19 abril 2016

Aos anti-Bolsonaro da vez

Vejo Bolsonaro apanhando feio no cantinho por causa daquela louvação do coronel Brilhante Ustra na Câmara, e já me vem aquela velha simpatia girardiana pelo bode expiatório nacional... Vamos lá.

Quem ficou todo crispado de horror por causa dos defensores do coronel Ustra não atentou para um "pequeno" detalhe que só os que têm amigos dos dois lados (e digo-o com alegria) poderiam levantar. É o seguinte: muitos deles (no caso, todos os meus amigos bolsonaristas, graças a Deus) acreditam que o coronel não torturou ninguém, nem mandou torturar. Ou seja, muitos não acham necessariamente que Bolsonaro citou um torturador. O próprio Ustra, em entrevista à Zero Hora, negou que tenha ocorrido tortura sob sua jurisdição durante os três anos e quatro meses em que chefiou o DOI-CODI.

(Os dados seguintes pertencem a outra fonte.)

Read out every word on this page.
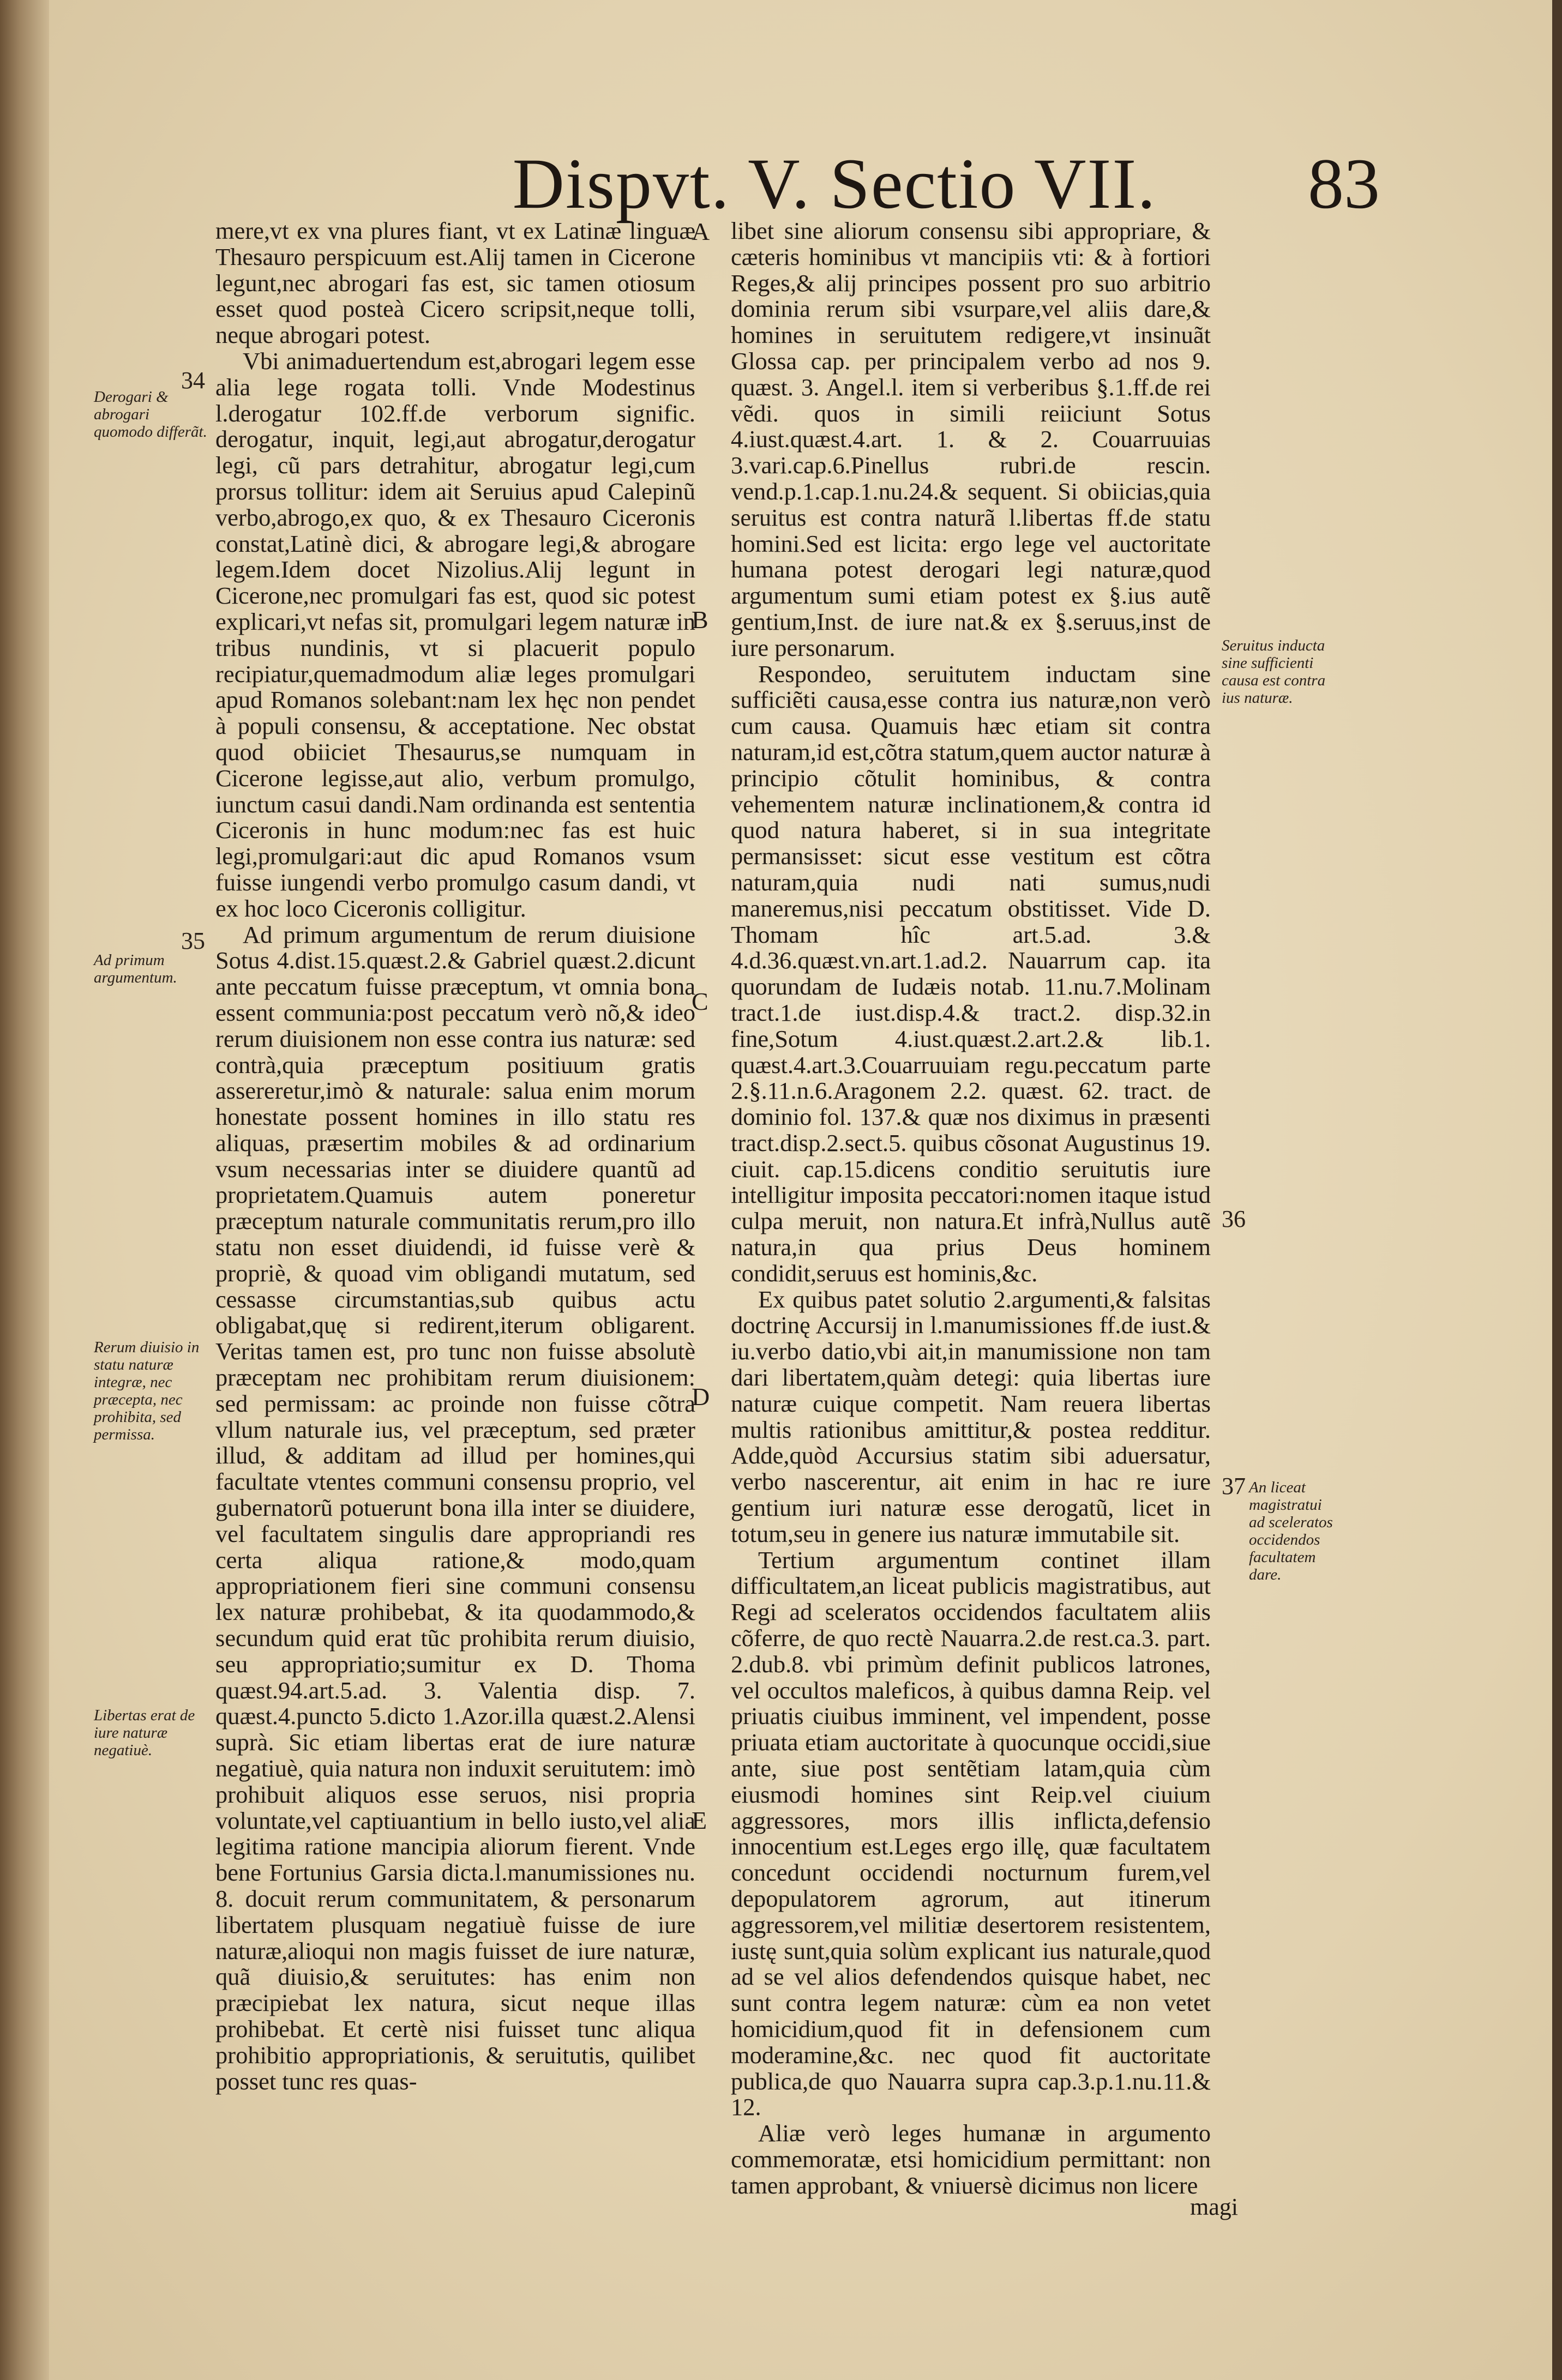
Dispvt. V. Sectio VII.	83
34
Derogari & abrogari quomodo differãt.
35
Ad primum argumentum.
Rerum diuisio in statu naturæ integræ, nec præcepta, nec prohibita, sed permissa.
Libertas erat de iure naturæ negatiuè.
A
B
C
D
E
Seruitus inducta sine sufficienti causa est contra ius naturæ.
36
37 An liceat magistratui ad sceleratos occidendos facultatem dare.

mere,vt ex vna plures fiant, vt ex Latinæ linguæ Thesauro perspicuum est.Alij tamen in Cicerone legunt,nec abrogari fas est, sic tamen otiosum esset quod posteà Cicero scripsit,neque tolli, neque abrogari potest.

Vbi animaduertendum est,abrogari legem esse alia lege rogata tolli. Vnde Modestinus l.derogatur 102.ff.de verborum signific. derogatur, inquit, legi,aut abrogatur,derogatur legi, cũ pars detrahitur, abrogatur legi,cum prorsus tollitur: idem ait Seruius apud Calepinũ verbo,abrogo,ex quo, & ex Thesauro Ciceronis constat,Latinè dici, & abrogare legi,& abrogare legem.Idem docet Nizolius.Alij legunt in Cicerone,nec promulgari fas est, quod sic potest explicari,vt nefas sit, promulgari legem naturæ in tribus nundinis, vt si placuerit populo recipiatur,quemadmodum aliæ leges promulgari apud Romanos solebant:nam lex hęc non pendet à populi consensu, & acceptatione. Nec obstat quod obiiciet Thesaurus,se numquam in Cicerone legisse,aut alio, verbum promulgo, iunctum casui dandi.Nam ordinanda est sententia Ciceronis in hunc modum:nec fas est huic legi,promulgari:aut dic apud Romanos vsum fuisse iungendi verbo promulgo casum dandi, vt ex hoc loco Ciceronis colligitur.

Ad primum argumentum de rerum diuisione Sotus 4.dist.15.quæst.2.& Gabriel quæst.2.dicunt ante peccatum fuisse præceptum, vt omnia bona essent communia:post peccatum verò nõ,& ideo rerum diuisionem non esse contra ius naturæ: sed contrà,quia præceptum positiuum gratis assereretur,imò & naturale: salua enim morum honestate possent homines in illo statu res aliquas, præsertim mobiles & ad ordinarium vsum necessarias inter se diuidere quantũ ad proprietatem.Quamuis autem poneretur præceptum naturale communitatis rerum,pro illo statu non esset diuidendi, id fuisse verè & propriè, & quoad vim obligandi mutatum, sed cessasse circumstantias,sub quibus actu obligabat,quę si redirent,iterum obligarent. Veritas tamen est, pro tunc non fuisse absolutè præceptam nec prohibitam rerum diuisionem: sed permissam: ac proinde non fuisse cõtra vllum naturale ius, vel præceptum, sed præter illud, & additam ad illud per homines,qui facultate vtentes communi consensu proprio, vel gubernatorũ potuerunt bona illa inter se diuidere, vel facultatem singulis dare appropriandi res certa aliqua ratione,& modo,quam appropriationem fieri sine communi consensu lex naturæ prohibebat, & ita quodammodo,& secundum quid erat tũc prohibita rerum diuisio, seu appropriatio;sumitur ex D. Thoma quæst.94.art.5.ad. 3. Valentia disp. 7. quæst.4.puncto 5.dicto 1.Azor.illa quæst.2.Alensi suprà. Sic etiam libertas erat de iure naturæ negatiuè, quia natura non induxit seruitutem: imò prohibuit aliquos esse seruos, nisi propria voluntate,vel captiuantium in bello iusto,vel alia legitima ratione mancipia aliorum fierent. Vnde bene Fortunius Garsia dicta.l.manumissiones nu. 8. docuit rerum communitatem, & personarum libertatem plusquam negatiuè fuisse de iure naturæ,alioqui non magis fuisset de iure naturæ, quã diuisio,& seruitutes: has enim non præcipiebat lex natura, sicut neque illas prohibebat. Et certè nisi fuisset tunc aliqua prohibitio appropriationis, & seruitutis, quilibet posset tunc res quas-

libet sine aliorum consensu sibi appropriare, & cæteris hominibus vt mancipiis vti: & à fortiori Reges,& alij principes possent pro suo arbitrio dominia rerum sibi vsurpare,vel aliis dare,& homines in seruitutem redigere,vt insinuãt Glossa cap. per principalem verbo ad nos 9. quæst. 3. Angel.l. item si verberibus §.1.ff.de rei vẽdi. quos in simili reiiciunt Sotus 4.iust.quæst.4.art. 1. & 2. Couarruuias 3.vari.cap.6.Pinellus rubri.de rescin. vend.p.1.cap.1.nu.24.& sequent. Si obiicias,quia seruitus est contra naturã l.libertas ff.de statu homini.Sed est licita: ergo lege vel auctoritate humana potest derogari legi naturæ,quod argumentum sumi etiam potest ex §.ius autẽ gentium,Inst. de iure nat.& ex §.seruus,inst de iure personarum.

Respondeo, seruitutem inductam sine sufficiẽti causa,esse contra ius naturæ,non verò cum causa. Quamuis hæc etiam sit contra naturam,id est,cõtra statum,quem auctor naturæ à principio cõtulit hominibus, & contra vehementem naturæ inclinationem,& contra id quod natura haberet, si in sua integritate permansisset: sicut esse vestitum est cõtra naturam,quia nudi nati sumus,nudi maneremus,nisi peccatum obstitisset. Vide D. Thomam hîc art.5.ad. 3.& 4.d.36.quæst.vn.art.1.ad.2. Nauarrum cap. ita quorundam de Iudæis notab. 11.nu.7.Molinam tract.1.de iust.disp.4.& tract.2. disp.32.in fine,Sotum 4.iust.quæst.2.art.2.& lib.1. quæst.4.art.3.Couarruuiam regu.peccatum parte 2.§.11.n.6.Aragonem 2.2. quæst. 62. tract. de dominio fol. 137.& quæ nos diximus in præsenti tract.disp.2.sect.5. quibus cõsonat Augustinus 19. ciuit. cap.15.dicens conditio seruitutis iure intelligitur imposita peccatori:nomen itaque istud culpa meruit, non natura.Et infrà,Nullus autẽ natura,in qua prius Deus hominem condidit,seruus est hominis,&c.

Ex quibus patet solutio 2.argumenti,& falsitas doctrinę Accursij in l.manumissiones ff.de iust.& iu.verbo datio,vbi ait,in manumissione non tam dari libertatem,quàm detegi: quia libertas iure naturæ cuique competit. Nam reuera libertas multis rationibus amittitur,& postea redditur. Adde,quòd Accursius statim sibi aduersatur, verbo nascerentur, ait enim in hac re iure gentium iuri naturæ esse derogatũ, licet in totum,seu in genere ius naturæ immutabile sit.

Tertium argumentum continet illam difficultatem,an liceat publicis magistratibus, aut Regi ad sceleratos occidendos facultatem aliis cõferre, de quo rectè Nauarra.2.de rest.ca.3. part. 2.dub.8. vbi primùm definit publicos latrones, vel occultos maleficos, à quibus damna Reip. vel priuatis ciuibus imminent, vel impendent, posse priuata etiam auctoritate à quocunque occidi,siue ante, siue post sentẽtiam latam,quia cùm eiusmodi homines sint Reip.vel ciuium aggressores, mors illis inflicta,defensio innocentium est.Leges ergo illę, quæ facultatem concedunt occidendi nocturnum furem,vel depopulatorem agrorum, aut itinerum aggressorem,vel militiæ desertorem resistentem, iustę sunt,quia solùm explicant ius naturale,quod ad se vel alios defendendos quisque habet, nec sunt contra legem naturæ: cùm ea non vetet homicidium,quod fit in defensionem cum moderamine,&c. nec quod fit auctoritate publica,de quo Nauarra supra cap.3.p.1.nu.11.& 12.

Aliæ verò leges humanæ in argumento commemoratæ, etsi homicidium permittant: non tamen approbant, & vniuersè dicimus non licere

magi
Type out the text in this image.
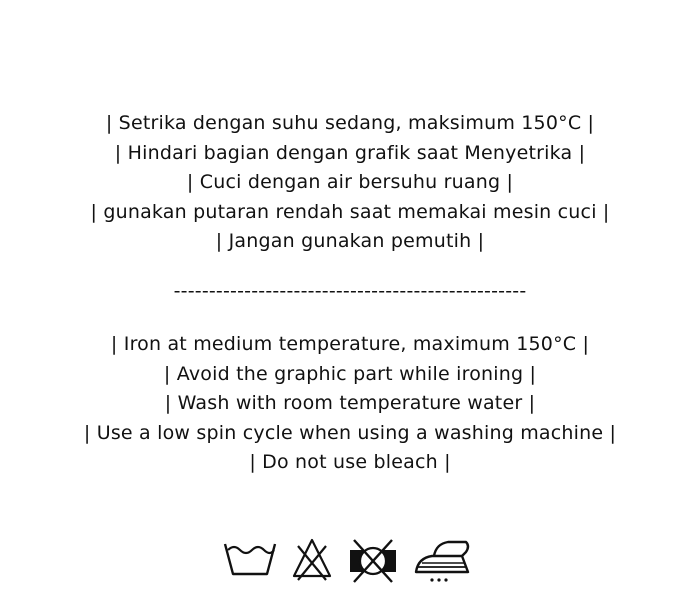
| Setrika dengan suhu sedang, maksimum 150°C |
| Hindari bagian dengan grafik saat Menyetrika |
| Cuci dengan air bersuhu ruang |
| gunakan putaran rendah saat memakai mesin cuci |
| Jangan gunakan pemutih |
--------------------------------------------------
| Iron at medium temperature, maximum 150°C |
| Avoid the graphic part while ironing |
| Wash with room temperature water |
| Use a low spin cycle when using a washing machine |
| Do not use bleach |
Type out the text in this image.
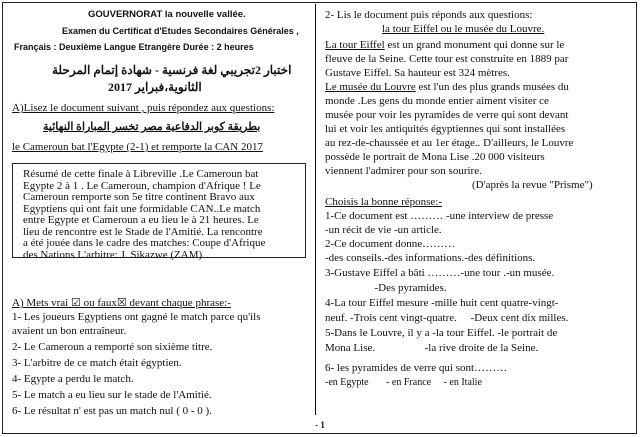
GOUVERNORAT la nouvelle vallée.
Examen du Certificat d'Etudes Secondaires Générales ,
Français : Deuxième Langue Etrangère Durée : 2 heures
اختبار 2تجريبي لغة فرنسية - شهادة إتمام المرحلة
الثانوية،فبراير 2017
A)Lisez le document suivant , puis répondez aux questions:
بطريقة كوبر الدفاعية مصر تخسر المباراة النهائية
le Cameroun bat l'Egypte (2-1) et remporte la CAN 2017
Résumé de cette finale à Libreville .Le Cameroun bat
Egypte 2 à 1 . Le Cameroun, champion d'Afrique ! Le
Cameroun remporte son 5e titre continent Bravo aux
Egyptiens qui ont fait une formidable CAN..Le match
entre Egypte et Cameroun a eu lieu le à 21 heures. Le
lieu de rencontre est le Stade de l'Amitié. La rencontre
a été jouée dans le cadre des matches: Coupe d'Afrique
des Nations L'arbitre: J. Sikazwe (ZAM)
A) Mets vrai ☑ ou faux☒ devant chaque phrase:-
1- Les joueurs Egyptiens ont gagné le match parce qu'ils
avaient un bon entraîneur.
2- Le Cameroun a remporté son sixième titre.
3- L'arbitre de ce match était égyptien.
4- Egypte a perdu le match.
5- Le match a eu lieu sur le stade de l'Amitié.
6- Le résultat n' est pas un match nul ( 0 - 0 ).
2- Lis le document puis réponds aux questions:
la tour Eiffel ou le musée du Louvre.
La tour Eiffel est un grand monument qui donne sur le
fleuve de la Seine. Cette tour est construite en 1889 par
Gustave Eiffel. Sa hauteur est 324 mètres.
Le musée du Louvre est l'un des plus grands musées du
monde .Les gens du monde entier aiment visiter ce
musée pour voir les pyramides de verre qui sont devant
lui et voir les antiquités égyptiennes qui sont installées
au rez-de-chaussée et au 1er étage.. D'ailleurs, le Louvre
possède le portrait de Mona Lise .20 000 visiteurs
viennent l'admirer pour son sourire.
(D'après la revue "Prisme")
Choisis la bonne réponse:-
1-Ce document est ……… -une interview de presse
-un récit de vie -un article.
2-Ce document donne………
-des conseils.-des informations.-des définitions.
3-Gustave Eiffel a bâti ………-une tour .-un musée.
-Des pyramides.
4-La tour Eiffel mesure -mille huit cent quatre-vingt-
neuf. -Trois cent vingt-quatre.     -Deux cent dix milles.
5-Dans le Louvre, il y a -la tour Eiffel. -le portrait de
Mona Lise.                  -la rive droite de la Seine.
6- les pyramides de verre qui sont………
-en Egypte       - en France     - en Italie
- 1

Sinceramente? Acho dificílimo crer nessa alegação de inocência. Sempre lembro de Nelson Rodrigues, uma de minhas maiores admirações (se não a maior) nas letras nacionais. Quando ele falava em liberdade, era liberdade mesmo, "no duro". Por isso, execrava o comunismo tão exaltado em seus dias entre a classe intelectual. (E não se incomodava de ser um pária em seu meio. Ou melhor, ele se incomodava, mas não colocava esse sentimento acima da urgência de dizer a verdade.) Tinha muitos amigos militares no poder e defendia publicamente o regime, porque eles próprios lhe garantiam que não havia tortura. Mas, depois que seu filho Nelsinho foi preso e respondeu "sim" à pergunta fatídica, caiu em si. (É fato também: houve militantes que saíram ilesos da prisão, mas mentiram ao mencionar tortura. Houve mentiras dos dois lados. Por isso, prefiro isentar-me de assumir incondicionalmente um deles.)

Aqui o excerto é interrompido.